A Habitação no Orçamento do Estado: uma gota de água
05-02-2020

Antes mesmo da votação final global, a 6 de Fevereiro, uma análise da proposta de Orçamento do Estado para 2020 apresentada pelo governo de António Costa permite constatar o quanto está por fazer ao nível das políticas públicas para assegurar o direito à habitação.

«O que existe é uma falha grande do Estado, falha de uma comunidade que se chama Portugal», afirmou no Parlamento Pedro Nuno Santos, ministro das Infra-estruturas e da Habitação, na discussão sobre o Orçamento do Estado para 2020. Há nesta frase o reconhecimento de que o Estado português não está a cumprir uma das suas tarefas fundamentais: garantir a todos o direito constitucional à habitação. Cabe então perguntar: onde falhou o Estado? Onde falhou, se falhou, a comunidade? A proposta de Orçamento responde às falhas identificadas?

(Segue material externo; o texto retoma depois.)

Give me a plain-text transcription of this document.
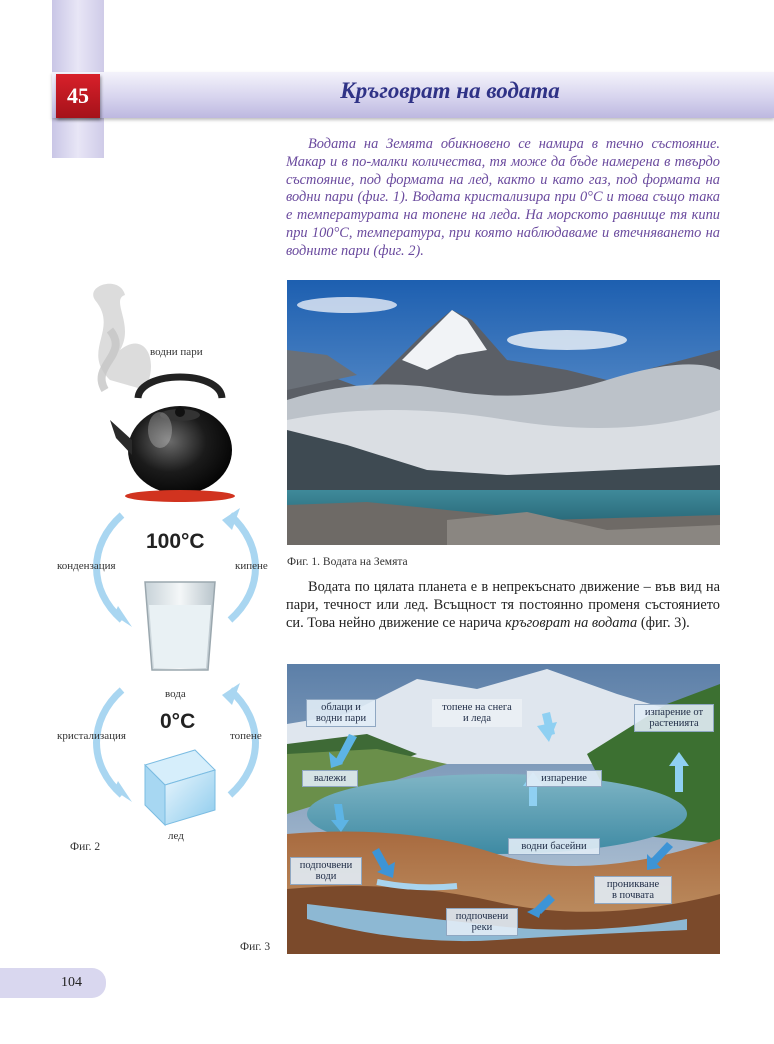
45	Кръговрат на водата

Водата на Земята обикновено се намира в течно състояние. Макар и в по-малки количества, тя може да бъде намерена в твърдо състояние, под формата на лед, както и като газ, под формата на водни пари (фиг. 1). Водата кристализира при 0°C и това също така е температурата на топене на леда. На морското равнище тя кипи при 100°C, температура, при която наблюдаваме и втечняването на водните пари (фиг. 2).

Фиг. 1. Водата на Земята

Водата по цялата планета е в непрекъснато движение – във вид на пари, течност или лед. Всъщност тя постоянно променя състоянието си. Това нейно движение се нарича кръговрат на водата (фиг. 3).

водни пари
100°C
кондензация	кипене
вода
0°C
кристализация	топене
лед
Фиг. 2
облаци и
водни пари
топене на снега
и леда
изпарение от
растенията
валежи	изпарение
водни басейни
подпочвени
води
проникване
в почвата
подпочвени
реки
Фиг. 3
104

A falha do Estado é hoje amplamente reconhecida, à esquerda e à direita. As políticas públicas de habitação têm sido inexistentes, insuficientes ou, nalguns casos, contraproducentes.

E que políticas foram essas? Falemos da despesa pública. Entre 1987 e 2011, o Orçamento do Estado suportou a fundo perdido 9,6 mil milhões de euros, numa média anual de 384 milhões de euros, distribuídas do seguinte modo (1): bonificação de juros – 73,3%; realojamento – 14,2%; incentivos ao arrendamento – 8,4%; promoção estatal directa – 2%; e outros fins – 2,1%. Ao longo de décadas, o principal destino dos dinheiros do Estado foi apoiar a aquisição de casa própria. O esforço para realojamento resultou basicamente do Programa Especial de Realojamento, de 1993, para erradicação das barracas. Os incentivos ao arrendamento consubstanciaram-se no apoio ao arrendamento jovem, actualmente Porta 65 Jovem. E a promoção estatal directa teve verbas residuais.

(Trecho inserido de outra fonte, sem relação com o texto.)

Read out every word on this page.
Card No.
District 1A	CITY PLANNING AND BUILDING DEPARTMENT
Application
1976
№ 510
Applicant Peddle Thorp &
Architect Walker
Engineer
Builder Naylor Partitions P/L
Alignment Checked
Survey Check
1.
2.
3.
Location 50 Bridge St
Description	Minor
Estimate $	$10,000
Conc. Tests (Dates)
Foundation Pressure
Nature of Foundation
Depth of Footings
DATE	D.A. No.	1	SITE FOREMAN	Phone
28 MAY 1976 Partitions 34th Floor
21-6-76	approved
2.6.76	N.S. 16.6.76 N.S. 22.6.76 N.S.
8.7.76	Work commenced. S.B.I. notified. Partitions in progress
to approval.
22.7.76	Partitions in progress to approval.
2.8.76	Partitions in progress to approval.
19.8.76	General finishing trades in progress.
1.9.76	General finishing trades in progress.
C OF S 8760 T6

O Estado deixou de promover directamente habitação pública desde 1982, com a extinção do Fundo de Fomento da Habitação, e foi-se desfazendo da habitação pública que havia promovido. Foi assim que chegámos aqui, muito abaixo da média europeia, com apenas 2% de habitação pública face a 98% de habitação privada (2). Destes 2%, que representam perto de 121 mil fogos, só cerca de 11 mil estão na alçada do Estado, geridos pelo Instituto da Habitação e Reabilitação Urbana (IHRU). Os restantes 110 mil pertencem sobretudo aos municípios, em quem o Estado vem delegando a sua responsabilidade de promotor de habitação pública.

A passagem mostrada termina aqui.